I also used features like color histogram and spatial binning Here is the visualization of the color historam for the 3 channels (using 32 bins):

alt text

I tried various combinations of parameters so as the get the best accuracy on the test set. My final parameter set was:

color_space = 'LUV' # Can be RGB, HSV, LUV, HLS, YUV, YCrCb

orient = 8 # HOG orientations

pix_per_cell = 8 # HOG pixels per cell

cell_per_block = 2 # HOG cells per block

hog_channel = 0 # Can be 0, 1, 2, or "ALL"

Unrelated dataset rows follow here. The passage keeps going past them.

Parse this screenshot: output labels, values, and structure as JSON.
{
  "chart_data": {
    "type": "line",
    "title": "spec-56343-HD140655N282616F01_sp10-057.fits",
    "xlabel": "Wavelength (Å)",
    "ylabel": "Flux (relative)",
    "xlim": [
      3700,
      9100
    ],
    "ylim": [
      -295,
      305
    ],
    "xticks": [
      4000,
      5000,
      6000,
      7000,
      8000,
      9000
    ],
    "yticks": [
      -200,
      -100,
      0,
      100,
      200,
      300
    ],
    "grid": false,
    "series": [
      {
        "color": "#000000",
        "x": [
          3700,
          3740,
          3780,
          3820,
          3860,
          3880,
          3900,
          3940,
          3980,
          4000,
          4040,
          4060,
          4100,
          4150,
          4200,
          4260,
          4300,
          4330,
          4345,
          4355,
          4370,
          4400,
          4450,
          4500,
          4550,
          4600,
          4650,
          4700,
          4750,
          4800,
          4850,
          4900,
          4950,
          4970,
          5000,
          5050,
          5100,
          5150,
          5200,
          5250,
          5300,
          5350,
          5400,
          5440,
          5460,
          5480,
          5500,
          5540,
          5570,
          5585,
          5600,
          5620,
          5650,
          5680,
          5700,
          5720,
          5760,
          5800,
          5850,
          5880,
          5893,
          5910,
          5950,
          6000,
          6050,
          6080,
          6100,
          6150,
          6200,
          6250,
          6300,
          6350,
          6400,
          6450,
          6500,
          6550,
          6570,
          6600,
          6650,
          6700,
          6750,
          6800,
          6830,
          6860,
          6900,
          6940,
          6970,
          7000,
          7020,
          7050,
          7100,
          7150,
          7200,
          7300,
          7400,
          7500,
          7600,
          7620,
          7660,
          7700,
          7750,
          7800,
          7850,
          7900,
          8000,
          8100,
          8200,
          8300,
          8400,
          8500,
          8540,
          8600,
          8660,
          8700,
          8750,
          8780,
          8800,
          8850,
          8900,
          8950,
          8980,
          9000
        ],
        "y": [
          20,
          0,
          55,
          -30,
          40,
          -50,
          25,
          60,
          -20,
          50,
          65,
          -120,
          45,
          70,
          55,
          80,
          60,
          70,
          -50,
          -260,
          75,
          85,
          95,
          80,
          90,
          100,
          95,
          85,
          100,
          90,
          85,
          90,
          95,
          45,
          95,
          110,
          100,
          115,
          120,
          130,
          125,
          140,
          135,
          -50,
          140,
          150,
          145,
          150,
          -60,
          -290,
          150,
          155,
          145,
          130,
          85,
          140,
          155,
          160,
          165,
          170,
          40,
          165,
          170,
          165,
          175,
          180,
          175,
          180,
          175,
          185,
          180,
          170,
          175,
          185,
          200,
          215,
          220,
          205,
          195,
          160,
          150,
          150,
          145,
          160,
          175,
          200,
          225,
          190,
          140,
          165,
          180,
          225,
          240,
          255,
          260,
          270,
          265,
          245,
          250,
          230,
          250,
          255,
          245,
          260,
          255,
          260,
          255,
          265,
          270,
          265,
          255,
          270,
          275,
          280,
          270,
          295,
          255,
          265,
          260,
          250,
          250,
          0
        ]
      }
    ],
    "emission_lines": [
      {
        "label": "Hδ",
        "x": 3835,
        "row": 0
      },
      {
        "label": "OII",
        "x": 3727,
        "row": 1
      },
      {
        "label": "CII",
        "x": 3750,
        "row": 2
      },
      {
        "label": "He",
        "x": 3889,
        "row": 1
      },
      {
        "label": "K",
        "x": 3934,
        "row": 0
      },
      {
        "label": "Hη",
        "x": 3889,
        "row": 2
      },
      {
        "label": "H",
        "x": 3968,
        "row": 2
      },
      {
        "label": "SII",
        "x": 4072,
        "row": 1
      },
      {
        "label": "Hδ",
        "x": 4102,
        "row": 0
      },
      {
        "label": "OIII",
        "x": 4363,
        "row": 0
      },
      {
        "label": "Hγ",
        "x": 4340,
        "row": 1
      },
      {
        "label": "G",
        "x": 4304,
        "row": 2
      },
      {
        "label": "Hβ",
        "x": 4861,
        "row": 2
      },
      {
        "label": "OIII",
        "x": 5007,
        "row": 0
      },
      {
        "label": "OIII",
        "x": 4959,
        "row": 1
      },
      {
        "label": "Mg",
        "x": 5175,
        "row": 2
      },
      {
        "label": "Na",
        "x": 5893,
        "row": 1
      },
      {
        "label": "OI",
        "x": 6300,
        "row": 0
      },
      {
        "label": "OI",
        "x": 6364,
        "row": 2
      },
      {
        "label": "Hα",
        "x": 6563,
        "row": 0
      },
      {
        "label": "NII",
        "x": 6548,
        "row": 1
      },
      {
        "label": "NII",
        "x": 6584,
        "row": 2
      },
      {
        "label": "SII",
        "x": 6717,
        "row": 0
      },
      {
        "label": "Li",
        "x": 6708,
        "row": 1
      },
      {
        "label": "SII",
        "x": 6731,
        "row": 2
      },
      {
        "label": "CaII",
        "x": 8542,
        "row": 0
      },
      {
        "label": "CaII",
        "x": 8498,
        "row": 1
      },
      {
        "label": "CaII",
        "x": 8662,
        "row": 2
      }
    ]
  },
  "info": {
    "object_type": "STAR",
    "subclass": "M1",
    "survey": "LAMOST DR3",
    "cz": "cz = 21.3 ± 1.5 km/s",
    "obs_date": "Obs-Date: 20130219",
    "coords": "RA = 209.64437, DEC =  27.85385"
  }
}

spatial_size = (16, 16) # Spatial binning dimensions

hist_bins = 32 # Number of histogram bins

spatial_feat = True # Spatial features on or off

hist_feat = True # Histogram features on or off

hog_feat = True # HOG features on or off

3. Training the classifier

I trained a linear SVM using scikits linerSVC. I split up the dataset and used 20% as test dataset and remaining for training. My classifier achived an accuracy of ~0.9794

Sliding Window Search

For sliding window search, I basically had three zones with differing window sizes. The window size in the farthest zone was the smallest. The search ignored all of the top half of the image (y coordinate less than 350). Three sets of windows were created - windows_far, windows_near, windows_mid. These are visualized on the test image below:

alt text

The below image shows the detections i got for the above sample image:

alt text

After generating the heatmap based on the detections, the following bounding boxes were visualized:

alt text


Video Implementation

Here's a link to my video result

Filtering

From detections I created a heatmap and then thresholded that map to identify vehicle positions. I then used scipy.ndimage.measurements.label() to identify individual blobs in the heatmap. I then assumed each blob corresponded to a vehicle.

In order to reduce the "jumpiness" of the boxes, I maintained a history of previous heatmaps. While processing every frame, I summed the history and then took a weighted average of the current heatmap and the history


Discussion

1. Briefly discuss any problems / issues you faced in your implementation of this project. Where will your pipeline likely fail? What could you do to make it more robust?

The largest amount of time spent was on tuning the heatmap thresholds and incorporating historic frame information into current frame calculations (with appropriate weights) in order to make the bounding boxes smoother.

My classifer seems to work better on the darker car. This results in some sections of the video not detecting the white car. Part of the problem could be that udacity dataset may have less number of images for white cars. Although my classifier has accuracy of 0.979 , in some sampe images, number of detections for white car were less compared to the other car.